In defending the request, Secretary of State John Kerry said “there are disturbing arrests, there are disturbing sentences”, but pointed to Egypt’s strategic importance to the U.S., including in the fight against extremism, and the competition among global players for influence in Cairo. This is not a move from idealism to realpolitik, it is cynicpolitik. But it is as dangerous and misguided as it is shortsighted.
Secretary Kerry and his advisors may think that they hold sway in Cairo because of the aid they provide. But these days, Saudi Arabia and the UAE are the bigger bankrollers of Sisi, and their $20billion and counting does not come with human rights strings attached. What Kerry and co. are missing is that the U.S. still holds moral power, something that the Gulf States will never possess. But that power means nothing if the U.S. is willing to lower its ethical standards to compete in the market with the Gulf States.

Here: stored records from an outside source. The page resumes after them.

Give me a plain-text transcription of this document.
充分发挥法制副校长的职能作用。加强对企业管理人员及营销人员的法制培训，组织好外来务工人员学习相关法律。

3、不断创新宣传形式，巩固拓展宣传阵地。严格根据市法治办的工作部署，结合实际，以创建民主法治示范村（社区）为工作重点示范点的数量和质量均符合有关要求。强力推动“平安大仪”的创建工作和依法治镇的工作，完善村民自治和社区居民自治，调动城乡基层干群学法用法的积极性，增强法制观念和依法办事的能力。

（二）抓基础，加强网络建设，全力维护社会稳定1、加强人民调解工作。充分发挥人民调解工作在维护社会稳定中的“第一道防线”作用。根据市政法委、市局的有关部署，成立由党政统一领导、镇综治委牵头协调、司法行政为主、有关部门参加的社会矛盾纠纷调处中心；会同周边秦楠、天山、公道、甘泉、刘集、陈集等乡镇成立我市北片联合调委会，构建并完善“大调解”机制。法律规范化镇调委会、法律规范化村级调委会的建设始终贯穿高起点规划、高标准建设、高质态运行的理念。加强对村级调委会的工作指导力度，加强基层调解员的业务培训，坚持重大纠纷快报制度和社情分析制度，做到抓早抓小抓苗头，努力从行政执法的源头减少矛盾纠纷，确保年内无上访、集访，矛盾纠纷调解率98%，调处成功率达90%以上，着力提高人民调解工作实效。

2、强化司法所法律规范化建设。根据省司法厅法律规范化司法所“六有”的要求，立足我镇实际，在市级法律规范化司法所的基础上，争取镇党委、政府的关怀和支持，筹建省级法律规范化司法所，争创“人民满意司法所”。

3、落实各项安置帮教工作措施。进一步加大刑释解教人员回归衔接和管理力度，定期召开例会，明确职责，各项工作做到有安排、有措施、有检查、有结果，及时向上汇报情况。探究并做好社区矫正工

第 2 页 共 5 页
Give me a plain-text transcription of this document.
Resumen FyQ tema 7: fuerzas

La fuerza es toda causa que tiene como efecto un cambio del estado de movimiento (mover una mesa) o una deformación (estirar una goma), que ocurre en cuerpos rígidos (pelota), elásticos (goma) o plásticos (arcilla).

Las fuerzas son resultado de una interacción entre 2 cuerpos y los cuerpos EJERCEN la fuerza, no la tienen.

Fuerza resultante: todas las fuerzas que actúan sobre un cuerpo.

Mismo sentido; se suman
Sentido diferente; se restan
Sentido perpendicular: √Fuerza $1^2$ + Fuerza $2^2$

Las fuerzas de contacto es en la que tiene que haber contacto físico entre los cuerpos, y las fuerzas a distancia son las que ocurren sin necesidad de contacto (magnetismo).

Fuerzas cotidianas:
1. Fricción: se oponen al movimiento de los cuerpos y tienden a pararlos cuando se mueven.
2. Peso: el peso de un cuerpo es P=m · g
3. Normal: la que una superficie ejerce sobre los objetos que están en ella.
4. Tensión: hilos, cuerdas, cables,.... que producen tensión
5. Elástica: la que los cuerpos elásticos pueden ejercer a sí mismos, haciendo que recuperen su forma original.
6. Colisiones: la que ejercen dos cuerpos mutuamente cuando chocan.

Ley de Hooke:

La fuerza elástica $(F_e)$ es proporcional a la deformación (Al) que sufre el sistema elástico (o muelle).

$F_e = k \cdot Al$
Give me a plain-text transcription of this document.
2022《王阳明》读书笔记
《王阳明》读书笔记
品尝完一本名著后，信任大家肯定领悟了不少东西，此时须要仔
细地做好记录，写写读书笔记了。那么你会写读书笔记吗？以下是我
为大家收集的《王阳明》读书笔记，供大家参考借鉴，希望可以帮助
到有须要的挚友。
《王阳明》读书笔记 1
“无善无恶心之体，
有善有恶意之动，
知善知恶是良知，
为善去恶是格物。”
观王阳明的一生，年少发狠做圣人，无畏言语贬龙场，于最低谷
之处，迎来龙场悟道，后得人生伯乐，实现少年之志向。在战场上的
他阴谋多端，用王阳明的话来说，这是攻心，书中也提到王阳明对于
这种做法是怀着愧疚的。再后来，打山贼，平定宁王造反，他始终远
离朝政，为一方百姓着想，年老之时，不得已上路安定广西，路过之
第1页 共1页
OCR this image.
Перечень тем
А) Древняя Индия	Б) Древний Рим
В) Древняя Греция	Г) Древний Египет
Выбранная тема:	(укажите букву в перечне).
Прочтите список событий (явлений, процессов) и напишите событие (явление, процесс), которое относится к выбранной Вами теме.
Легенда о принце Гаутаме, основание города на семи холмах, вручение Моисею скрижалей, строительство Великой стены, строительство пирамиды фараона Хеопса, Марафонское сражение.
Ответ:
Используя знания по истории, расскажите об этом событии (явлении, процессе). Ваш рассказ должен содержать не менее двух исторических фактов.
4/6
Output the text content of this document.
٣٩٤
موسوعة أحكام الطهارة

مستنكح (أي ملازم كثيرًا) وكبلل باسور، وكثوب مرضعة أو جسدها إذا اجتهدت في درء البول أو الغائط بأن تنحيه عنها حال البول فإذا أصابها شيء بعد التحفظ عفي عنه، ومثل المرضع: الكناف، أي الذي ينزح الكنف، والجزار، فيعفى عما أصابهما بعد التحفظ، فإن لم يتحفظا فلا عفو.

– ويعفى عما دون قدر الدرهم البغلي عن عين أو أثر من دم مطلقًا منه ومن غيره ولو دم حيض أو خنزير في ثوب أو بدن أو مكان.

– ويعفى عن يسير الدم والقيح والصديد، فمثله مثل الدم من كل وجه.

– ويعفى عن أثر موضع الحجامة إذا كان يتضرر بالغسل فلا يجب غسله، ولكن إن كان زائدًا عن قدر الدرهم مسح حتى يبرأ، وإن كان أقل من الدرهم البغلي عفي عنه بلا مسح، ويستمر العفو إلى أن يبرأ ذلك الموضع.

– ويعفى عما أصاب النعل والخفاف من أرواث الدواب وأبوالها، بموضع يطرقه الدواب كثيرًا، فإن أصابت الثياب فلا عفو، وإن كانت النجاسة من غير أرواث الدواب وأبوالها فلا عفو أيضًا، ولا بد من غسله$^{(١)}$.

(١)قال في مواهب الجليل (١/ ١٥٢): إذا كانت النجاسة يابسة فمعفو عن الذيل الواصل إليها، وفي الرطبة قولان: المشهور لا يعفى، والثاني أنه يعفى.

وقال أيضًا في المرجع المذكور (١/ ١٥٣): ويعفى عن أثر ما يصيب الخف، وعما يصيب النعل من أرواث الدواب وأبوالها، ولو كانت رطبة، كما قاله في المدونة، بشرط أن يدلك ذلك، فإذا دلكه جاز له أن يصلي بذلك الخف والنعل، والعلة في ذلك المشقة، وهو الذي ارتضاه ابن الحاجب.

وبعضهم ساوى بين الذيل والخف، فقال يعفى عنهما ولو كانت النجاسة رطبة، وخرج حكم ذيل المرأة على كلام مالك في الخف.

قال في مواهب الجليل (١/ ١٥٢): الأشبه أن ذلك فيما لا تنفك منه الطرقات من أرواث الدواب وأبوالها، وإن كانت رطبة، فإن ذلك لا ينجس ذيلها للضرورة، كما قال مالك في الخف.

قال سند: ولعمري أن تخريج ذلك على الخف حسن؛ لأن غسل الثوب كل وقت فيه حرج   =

This current trajectory can only lead to tragedy. President Obama once said: “When people are oppressed and human rights are denied — when dissent is silenced — it feeds violent extremism.” He is correct. Many in Egypt are concerned that the stifling of dissent and increased repression is creating more radicals than the government claims to neutralize. There may be some Uncomfortable Truths that the U.S. administration needs to acknowledge if it is to remain safe and free.
But there is an alternative, and it is right here in America. For an Egyptian who has tasted the tear gas and witnessed the violence of our American trained security personnel during our protests, it was a revelation to experience actual American security personnel in the midst of a protest on Capitol Hill in June one evening.
Some 200 people were protesting against the lax gun laws in the U.S. They were angry and critical of the governing powers, shouting slogans within earshot of the security men. But the armed policemen did nothing to prevent the protests. They watched as men and women with their kids, strollers and dogs exercised their right of expression and shared pizza. It was literally like a walk in the park.
In Egypt, this would be impossible. There tear gas and gun pellets would have fallen on our heads, most of us would have been detained and many injured in the process…and it would be a relief if no one was shot dead by the police.
We have huge problems in our country and we can neither blame the U.S. nor expect the U.S. to solve everything. Egypt can and will solve its own problems. But in this week, as the Independence Day celebrations subside and the magic of summer takes hold; we ask two things of the United States.
Treat us as you treat your own. In Egypt train and expect U.S.-trained security personnel to be unified and committed in their service to the people, not as a force against it. Use your moral authority: read the Declaration of Independence and re-align yourself with the Egyptian people, not the king that oppresses them.